If abcd is a square then prove that diagonals are equal and bisects each other at right angles
Answers
SOLUTION :-
Consider ΔADC and ΔBDC
∠ BCD = ∠ ADC = 90° ( angles in a square )
BC = BD ( Sides of the square )
DC = DC ( Common side )
∴ Δ ADC ≅ Δ BDC
So, BD = AC ( by CPCT )
Hence diagonals are equal .
Consider ΔAOB and ΔDOC
∠ AOB = ∠ DOC ( vertically opposite angles )

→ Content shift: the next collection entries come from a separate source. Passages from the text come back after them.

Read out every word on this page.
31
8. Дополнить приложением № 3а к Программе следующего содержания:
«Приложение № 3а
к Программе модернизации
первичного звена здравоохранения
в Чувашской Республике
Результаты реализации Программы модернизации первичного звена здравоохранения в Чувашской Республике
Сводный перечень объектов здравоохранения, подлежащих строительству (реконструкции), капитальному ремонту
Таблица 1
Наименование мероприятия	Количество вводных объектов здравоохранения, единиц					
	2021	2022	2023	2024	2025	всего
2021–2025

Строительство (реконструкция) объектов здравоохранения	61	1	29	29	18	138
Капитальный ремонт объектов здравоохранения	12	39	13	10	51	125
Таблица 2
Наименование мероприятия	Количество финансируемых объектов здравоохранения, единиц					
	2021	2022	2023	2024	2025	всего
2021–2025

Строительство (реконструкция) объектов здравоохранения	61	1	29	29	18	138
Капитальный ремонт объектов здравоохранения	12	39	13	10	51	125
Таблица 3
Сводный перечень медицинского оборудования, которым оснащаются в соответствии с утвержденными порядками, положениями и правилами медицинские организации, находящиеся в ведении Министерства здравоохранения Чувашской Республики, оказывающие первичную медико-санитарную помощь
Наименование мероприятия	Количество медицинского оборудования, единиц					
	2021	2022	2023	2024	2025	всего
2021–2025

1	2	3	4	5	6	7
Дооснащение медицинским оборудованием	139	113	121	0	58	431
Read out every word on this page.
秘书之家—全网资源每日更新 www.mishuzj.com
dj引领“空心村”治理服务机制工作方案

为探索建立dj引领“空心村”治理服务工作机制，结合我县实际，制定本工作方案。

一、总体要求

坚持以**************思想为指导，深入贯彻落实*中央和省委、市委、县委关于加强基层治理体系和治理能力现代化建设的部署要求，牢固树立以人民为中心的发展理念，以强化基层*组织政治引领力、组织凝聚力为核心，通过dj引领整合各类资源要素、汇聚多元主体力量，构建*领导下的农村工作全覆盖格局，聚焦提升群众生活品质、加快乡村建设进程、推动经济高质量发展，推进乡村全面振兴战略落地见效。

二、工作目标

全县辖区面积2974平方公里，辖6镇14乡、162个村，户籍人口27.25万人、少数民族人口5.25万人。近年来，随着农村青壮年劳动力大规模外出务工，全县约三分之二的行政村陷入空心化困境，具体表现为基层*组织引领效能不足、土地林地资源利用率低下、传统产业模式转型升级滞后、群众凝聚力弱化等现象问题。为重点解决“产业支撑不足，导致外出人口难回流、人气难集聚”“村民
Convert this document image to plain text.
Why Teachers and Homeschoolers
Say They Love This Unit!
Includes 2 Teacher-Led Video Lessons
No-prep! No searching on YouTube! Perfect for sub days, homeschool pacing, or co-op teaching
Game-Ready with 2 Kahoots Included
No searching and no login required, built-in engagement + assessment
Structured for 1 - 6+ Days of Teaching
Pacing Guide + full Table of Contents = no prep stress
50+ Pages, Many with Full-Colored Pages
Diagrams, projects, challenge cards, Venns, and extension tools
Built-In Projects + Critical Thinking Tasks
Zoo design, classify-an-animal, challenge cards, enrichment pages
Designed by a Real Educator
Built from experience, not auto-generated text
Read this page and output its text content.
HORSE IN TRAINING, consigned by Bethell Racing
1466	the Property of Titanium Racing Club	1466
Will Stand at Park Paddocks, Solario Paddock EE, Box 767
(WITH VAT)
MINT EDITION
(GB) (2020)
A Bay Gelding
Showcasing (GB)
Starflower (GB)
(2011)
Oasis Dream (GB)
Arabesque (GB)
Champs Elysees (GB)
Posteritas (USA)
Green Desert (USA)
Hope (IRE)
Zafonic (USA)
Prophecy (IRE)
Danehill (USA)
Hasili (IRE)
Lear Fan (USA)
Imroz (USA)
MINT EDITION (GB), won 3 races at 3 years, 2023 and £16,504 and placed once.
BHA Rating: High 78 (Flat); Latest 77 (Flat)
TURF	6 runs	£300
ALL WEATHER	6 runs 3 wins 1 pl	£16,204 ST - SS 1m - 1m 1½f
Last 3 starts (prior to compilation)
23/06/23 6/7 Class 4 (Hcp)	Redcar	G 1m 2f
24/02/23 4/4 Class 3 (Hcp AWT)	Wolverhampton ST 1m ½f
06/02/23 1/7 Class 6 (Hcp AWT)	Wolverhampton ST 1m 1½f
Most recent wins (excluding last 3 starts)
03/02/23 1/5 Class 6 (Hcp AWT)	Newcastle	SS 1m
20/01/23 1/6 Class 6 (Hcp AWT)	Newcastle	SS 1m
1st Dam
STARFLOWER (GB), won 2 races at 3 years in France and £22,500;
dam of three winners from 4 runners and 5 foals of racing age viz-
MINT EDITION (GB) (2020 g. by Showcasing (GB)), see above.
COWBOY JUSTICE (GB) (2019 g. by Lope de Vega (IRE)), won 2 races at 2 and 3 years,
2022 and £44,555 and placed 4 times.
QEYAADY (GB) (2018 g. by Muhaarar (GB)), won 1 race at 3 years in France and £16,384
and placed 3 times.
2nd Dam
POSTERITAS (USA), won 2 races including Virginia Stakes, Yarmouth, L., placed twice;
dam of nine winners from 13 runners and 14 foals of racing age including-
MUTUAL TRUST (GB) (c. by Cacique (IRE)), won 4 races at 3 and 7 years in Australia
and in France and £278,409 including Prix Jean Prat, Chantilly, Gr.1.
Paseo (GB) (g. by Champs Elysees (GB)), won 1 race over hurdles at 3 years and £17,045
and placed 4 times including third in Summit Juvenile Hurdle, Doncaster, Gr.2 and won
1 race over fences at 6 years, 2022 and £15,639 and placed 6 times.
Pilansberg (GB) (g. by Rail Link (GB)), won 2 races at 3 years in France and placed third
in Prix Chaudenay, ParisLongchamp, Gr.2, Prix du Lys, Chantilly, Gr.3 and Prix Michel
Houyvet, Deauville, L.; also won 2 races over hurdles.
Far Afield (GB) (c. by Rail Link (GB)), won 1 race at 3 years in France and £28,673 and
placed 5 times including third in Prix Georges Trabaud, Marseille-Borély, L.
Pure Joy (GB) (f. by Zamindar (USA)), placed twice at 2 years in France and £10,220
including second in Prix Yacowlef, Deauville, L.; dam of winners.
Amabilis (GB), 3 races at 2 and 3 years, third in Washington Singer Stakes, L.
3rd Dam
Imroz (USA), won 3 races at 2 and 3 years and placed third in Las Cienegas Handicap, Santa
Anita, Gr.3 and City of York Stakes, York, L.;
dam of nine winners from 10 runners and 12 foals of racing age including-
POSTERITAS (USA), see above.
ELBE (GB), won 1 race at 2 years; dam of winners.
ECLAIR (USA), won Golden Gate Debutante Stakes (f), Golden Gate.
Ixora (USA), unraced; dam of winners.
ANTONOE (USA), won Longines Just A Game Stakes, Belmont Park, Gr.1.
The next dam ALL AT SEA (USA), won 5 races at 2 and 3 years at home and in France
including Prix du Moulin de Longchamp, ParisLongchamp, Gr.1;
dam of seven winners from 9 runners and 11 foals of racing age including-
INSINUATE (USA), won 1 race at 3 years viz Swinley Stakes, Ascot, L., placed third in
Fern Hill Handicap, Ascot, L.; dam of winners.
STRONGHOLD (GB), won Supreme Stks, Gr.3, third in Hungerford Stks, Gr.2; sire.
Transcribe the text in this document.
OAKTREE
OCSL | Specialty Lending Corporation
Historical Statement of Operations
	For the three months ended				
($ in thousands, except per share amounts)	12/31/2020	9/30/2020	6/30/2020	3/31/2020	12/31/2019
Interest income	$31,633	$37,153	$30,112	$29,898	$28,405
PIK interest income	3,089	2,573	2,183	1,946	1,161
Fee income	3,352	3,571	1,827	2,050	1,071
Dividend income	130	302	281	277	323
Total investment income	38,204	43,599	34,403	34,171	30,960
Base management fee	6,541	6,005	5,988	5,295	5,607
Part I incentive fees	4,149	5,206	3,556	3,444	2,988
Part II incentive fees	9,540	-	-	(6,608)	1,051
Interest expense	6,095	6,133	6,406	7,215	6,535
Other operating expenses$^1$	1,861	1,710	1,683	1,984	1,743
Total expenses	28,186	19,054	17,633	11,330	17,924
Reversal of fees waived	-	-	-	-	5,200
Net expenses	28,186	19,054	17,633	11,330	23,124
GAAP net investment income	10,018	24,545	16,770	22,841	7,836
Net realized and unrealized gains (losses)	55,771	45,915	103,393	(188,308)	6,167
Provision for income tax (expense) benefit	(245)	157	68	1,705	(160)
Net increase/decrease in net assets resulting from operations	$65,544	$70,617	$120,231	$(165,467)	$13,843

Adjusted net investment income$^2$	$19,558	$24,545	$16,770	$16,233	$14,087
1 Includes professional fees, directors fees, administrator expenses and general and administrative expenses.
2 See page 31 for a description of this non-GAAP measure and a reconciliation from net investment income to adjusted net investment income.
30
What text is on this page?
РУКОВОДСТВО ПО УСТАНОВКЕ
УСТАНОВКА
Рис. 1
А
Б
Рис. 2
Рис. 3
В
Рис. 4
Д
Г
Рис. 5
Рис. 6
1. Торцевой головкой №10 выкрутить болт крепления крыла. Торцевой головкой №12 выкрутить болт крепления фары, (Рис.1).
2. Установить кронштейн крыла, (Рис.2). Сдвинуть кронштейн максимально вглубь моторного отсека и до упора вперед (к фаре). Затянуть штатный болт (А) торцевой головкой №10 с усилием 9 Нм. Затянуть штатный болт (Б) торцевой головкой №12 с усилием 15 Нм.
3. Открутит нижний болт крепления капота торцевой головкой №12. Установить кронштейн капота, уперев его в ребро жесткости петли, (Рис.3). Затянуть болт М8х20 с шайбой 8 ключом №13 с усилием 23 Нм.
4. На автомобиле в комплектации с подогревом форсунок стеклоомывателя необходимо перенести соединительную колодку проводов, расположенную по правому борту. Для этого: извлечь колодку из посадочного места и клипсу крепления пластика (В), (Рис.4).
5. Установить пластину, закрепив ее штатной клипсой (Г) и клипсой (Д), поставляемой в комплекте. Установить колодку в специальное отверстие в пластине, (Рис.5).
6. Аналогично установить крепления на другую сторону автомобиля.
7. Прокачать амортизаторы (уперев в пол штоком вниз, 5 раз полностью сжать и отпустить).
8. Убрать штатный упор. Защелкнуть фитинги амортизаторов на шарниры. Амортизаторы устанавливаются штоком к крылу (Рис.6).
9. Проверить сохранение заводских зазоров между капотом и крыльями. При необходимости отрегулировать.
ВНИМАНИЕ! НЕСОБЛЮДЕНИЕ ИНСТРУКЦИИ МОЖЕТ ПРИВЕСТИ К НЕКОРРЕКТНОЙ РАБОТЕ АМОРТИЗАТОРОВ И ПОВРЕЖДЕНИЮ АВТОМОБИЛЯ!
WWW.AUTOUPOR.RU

∠ ABO = ∠ ODC ( alternate interior angles )
∠ BAD = ∠ OCD ( alternate interior angles )
∴ ΔAOB ≅ ΔDOC
So, OA = OC and OB = OD ( by CPCT ) .
Hence diagonals bisect each other.
Consider ΔAOB and ΔAOD
OB = OD ( diagonals bisect each other )
AB = AD ( sides of the square )
AO = AO ( common side )
∴ ΔAOB ≅ ΔAOD
So, ∠ AOB = ∠ AOD
We know that,
∠ AOB + ∠ AOD = 180 ( linear pair )
∴ ∠ AOB = ∠ AOD = 90°
So diagonals bisect each other at right angles .
Step-by-step explanation:
Given that ABCD is a square.
To prove : AC=BD and AC and BD bisect each other at right angles.
Proof:
(i) In a ΔABC and ΔBAD,
AB=AB ( common line)
BC=AD ( opppsite sides of a square)
∠ABC=∠BAD ( = 90° )
ΔABC≅ΔBAD( By SAS property)
AC=BD ( by CPCT).
(ii) In a ΔOAD and ΔOCB,
AD=CB ( opposite sides of a square)
∠OAD=∠OCB ( transversal AC )
∠ODA=∠OBC ( transversal BD )
ΔOAD≅ΔOCB (ASA property)
OA=OC ---------(i)
Similarly OB=OD ----------(ii)
From (i) and (ii) AC and BD bisect each other.
Now in a ΔOBA and ΔODA,
OB=OD ( from (ii) )
BA=DA
OA=OA ( common line )
ΔAOB=ΔAOD----(iii) ( by CPCT
∠AOB+∠AOD=180° (linear pair)
2∠AOB=180°
∠AOB=∠AOD=90°
∴AC and BD bisect each other at right angles.